Lawsuit dismissal puts ballpark on track
The latest lawsuit holding up construction on the downtown ballpark was dismissed by a judge Jan. 28, giving the Padres renewed hope that they can open the 2004 season in their new home. After Judge Frederic L. Link denied a continuance to the plaintiffs in the case, retired law professor Robert Simmons and his attorney, Stanley Zubel, walked out of the courtroom, complaining they were not given enough time to prepare. After about 30 minutes, Link announced that "I have to make decisions. It's fish or cut bait. Mr. Simmons is gone and his complaint is gone." Link also dismissed the allegations of tax preparer Gardner Osborne, who joined the suit as an "interested party" on Jan. 25. The ruling means the city will be able to sell $166 million in bonds by mid-February and resume ballpark construction as early as March, city officials said. "To say the judge was unfair is too mild," Simmons told the San Diego Union-Tribune. "My rights as a citizen, plaintiff and taxpayer have just been trashed."
Spirit launching billboard campaign
The San Diego Spirit of the Women's United Soccer Association will begin its new billboard ad campaign in February throughout San Diego County. The ads, designed in-house by marketing manager Paige Jackson, will appear over San Diego highways in February through April. The billboard ads will coincide with the team's marketing push in newspapers, magazines and an infomercial.
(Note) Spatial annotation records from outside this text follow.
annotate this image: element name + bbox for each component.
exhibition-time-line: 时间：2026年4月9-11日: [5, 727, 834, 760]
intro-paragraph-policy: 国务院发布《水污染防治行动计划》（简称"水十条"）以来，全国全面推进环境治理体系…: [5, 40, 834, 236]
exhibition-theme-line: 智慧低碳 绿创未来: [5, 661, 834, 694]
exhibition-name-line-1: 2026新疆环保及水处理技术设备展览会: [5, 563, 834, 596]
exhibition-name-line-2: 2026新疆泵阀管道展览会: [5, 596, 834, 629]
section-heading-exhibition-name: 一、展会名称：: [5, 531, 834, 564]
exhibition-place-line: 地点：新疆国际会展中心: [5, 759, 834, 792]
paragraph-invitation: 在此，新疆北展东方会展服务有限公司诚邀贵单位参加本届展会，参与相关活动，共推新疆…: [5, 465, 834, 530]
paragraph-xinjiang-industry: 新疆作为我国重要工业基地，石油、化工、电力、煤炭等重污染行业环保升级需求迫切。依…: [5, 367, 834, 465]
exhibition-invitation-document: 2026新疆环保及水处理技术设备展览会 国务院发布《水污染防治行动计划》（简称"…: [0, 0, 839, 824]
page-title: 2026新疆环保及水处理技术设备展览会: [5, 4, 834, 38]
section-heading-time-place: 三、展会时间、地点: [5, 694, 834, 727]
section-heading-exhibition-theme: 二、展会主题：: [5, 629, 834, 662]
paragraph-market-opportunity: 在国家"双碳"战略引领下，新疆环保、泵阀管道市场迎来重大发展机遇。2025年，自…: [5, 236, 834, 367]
XpressBet licensed to accept phone wagers
The California Horse Racing Board has granted licenses to XpressBet, owned by Magna Entertainment and Television Games Network, to accept wagers over the telephone. Magna also owns Golden Gate Fields and Bay Meadows horse tracks in the San Francisco Bay area and the Santa Anita track in Southern California. TVG owns a horse-racing broadcasting and wager channel that is offered on some cable outlets. Separate advance deposits are required for betting on either system. Some state horse-racing advocates were hoping the racing board would establish a single deposit system that would work for all telephone and Internet betting systems.
Mariners' ticket sales up
Tickets sales to the Seattle Mariners' games are brisk. With Opening Day still two months away, the Mariners have sold 21,404 season tickets, up nearly 10 percent from last year's record of 19,700. The defending American League West champions have seen a 96 percent renewal rate for existing season-ticket holders. Sales of the team's weekend ticket package, which includes tickets to all games on Friday through Sunday and Opening Day, have increased by 50 percent, the team said. Box seats and infield terrace club seats are sold out.
Raceway tunnels finished
Construction work is complete on two underground pedestrian tunnels at Sears Point Raceway, and both will be operational for the 2002 main-event season. The tunnels, part of Sears Point Raceway's $50 million modernization plan, will expedite pedestrian traffic flow around the property during major events.
Retailers work late to cash in on Rams
The Rams victory Jan. 28 kept local retailers working late. The May Department Stores' Famous-Barr unit here kept six of its stores open until 9 p.m. to sell Rams NFC Championship merchandise. Dillard's kept four stores open to capitalize on requests for Rams fleeces, long-sleeve T-shirts, short-sleeve T-shirts and hats, said Mark Gastman, vice president of marketing and sales promotion for Dillard's Inc. Gastman said Dillard's purchased a limited amount of NFC Championship merchandise on a risk the Rams would win.